The third objective deals with proper land use that keeps a check on sustainable logging activities, land or infrastructure development and manages human-wildlife conflict.

Tiger attacks

Issues of tigers attacking and killing cattle and, on rare occasions, humans (mostly rubber tappers) can be addressed through proper animal husbandry such as erecting paddocks and implementation of best management practices in plantations.

“Tiger prey are generally four-legged animals. Humans are not their natural prey, but occasionally we hear of rubber tappers being mauled by tigers.”
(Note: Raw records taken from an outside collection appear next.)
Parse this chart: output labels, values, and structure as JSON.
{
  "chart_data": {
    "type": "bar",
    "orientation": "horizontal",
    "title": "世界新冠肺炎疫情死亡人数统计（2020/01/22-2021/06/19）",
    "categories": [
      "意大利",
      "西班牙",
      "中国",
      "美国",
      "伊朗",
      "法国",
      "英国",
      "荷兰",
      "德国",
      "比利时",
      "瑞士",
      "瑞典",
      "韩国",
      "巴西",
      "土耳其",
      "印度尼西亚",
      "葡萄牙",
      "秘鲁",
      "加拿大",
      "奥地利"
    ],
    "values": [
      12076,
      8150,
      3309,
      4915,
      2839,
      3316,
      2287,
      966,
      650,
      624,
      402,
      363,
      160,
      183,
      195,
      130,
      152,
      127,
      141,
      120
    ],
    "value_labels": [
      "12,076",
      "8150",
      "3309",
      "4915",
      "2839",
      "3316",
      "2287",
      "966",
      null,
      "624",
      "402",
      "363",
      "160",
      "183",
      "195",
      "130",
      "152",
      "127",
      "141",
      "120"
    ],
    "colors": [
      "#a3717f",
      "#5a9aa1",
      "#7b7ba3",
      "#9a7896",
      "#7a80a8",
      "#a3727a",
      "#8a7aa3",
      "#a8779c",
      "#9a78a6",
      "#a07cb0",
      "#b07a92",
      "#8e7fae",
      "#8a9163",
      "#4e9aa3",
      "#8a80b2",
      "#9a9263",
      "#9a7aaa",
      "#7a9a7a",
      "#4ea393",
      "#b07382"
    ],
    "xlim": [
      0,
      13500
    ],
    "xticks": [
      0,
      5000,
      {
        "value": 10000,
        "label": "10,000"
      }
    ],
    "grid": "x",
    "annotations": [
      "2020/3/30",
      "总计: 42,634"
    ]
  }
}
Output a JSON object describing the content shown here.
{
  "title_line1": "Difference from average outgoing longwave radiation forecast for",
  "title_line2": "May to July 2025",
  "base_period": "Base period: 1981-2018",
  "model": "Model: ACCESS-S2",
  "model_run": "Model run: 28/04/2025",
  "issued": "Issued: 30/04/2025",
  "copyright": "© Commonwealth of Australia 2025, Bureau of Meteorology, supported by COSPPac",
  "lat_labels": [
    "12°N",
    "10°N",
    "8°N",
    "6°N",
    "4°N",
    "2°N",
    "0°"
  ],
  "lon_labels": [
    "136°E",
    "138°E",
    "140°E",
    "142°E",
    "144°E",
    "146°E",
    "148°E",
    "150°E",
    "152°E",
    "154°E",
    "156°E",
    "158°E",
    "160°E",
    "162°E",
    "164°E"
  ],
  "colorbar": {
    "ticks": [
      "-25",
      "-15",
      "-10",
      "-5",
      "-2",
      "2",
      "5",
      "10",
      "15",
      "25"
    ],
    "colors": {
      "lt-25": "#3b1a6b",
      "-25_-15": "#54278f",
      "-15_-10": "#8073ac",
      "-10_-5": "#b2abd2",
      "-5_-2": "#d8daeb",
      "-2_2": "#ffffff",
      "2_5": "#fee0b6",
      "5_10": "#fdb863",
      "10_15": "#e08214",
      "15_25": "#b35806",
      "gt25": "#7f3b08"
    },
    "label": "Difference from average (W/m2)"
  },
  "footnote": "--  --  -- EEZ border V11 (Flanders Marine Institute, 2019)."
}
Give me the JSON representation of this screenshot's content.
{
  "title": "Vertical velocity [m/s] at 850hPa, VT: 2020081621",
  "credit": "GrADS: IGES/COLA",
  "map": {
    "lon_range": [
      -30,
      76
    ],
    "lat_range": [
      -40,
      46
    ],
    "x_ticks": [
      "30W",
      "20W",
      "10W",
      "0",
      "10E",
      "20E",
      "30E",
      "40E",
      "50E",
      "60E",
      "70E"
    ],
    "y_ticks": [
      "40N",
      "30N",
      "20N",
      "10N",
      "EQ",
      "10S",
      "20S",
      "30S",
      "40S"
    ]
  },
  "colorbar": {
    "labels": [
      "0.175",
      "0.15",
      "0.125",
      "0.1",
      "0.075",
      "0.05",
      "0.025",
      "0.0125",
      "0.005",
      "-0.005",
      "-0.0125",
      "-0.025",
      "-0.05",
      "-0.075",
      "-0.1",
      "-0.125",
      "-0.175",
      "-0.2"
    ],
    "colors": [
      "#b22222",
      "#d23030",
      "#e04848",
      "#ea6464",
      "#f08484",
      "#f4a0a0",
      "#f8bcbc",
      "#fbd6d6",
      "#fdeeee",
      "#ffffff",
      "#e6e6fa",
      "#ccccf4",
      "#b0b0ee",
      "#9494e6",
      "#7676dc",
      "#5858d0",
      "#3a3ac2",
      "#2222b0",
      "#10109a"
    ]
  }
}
“This is probably because tappers kneel low and in the eye of the tiger, they resemble a four-legged animal.”

“So proper awareness and ensuring conflict mitigation protocols such as fencing are applied helps in addressing these matters,” adds Dr Rayan.

Need for national tiger census

Speaking on applying conservation science and monitoring, Dr Rayan says it’s absolutely critical for the country to have a National Tiger Census and invest in tiger research.

“For us to save tigers, we need to know how many tigers there are.

“The figure 500 has been used for over 10 years. It is likely to be far less now.

“We need proper studies to indicate where the tigers are and how they are doing. Again it’s all about resource allocation and whether we want to make tigers our priority.

“Should we have proper camera trapping surveys and researchers on the ground, we can update our census within two years.

“We have suggested before that a National Tiger Task Force be set up to monitor and ensure the proper implementation of the National Tiger Action Plan.

“We really don’t want our tiger population to be wiped out.

“We still have a chance to save them. It just needs to be executed with a sense of urgency,” he says.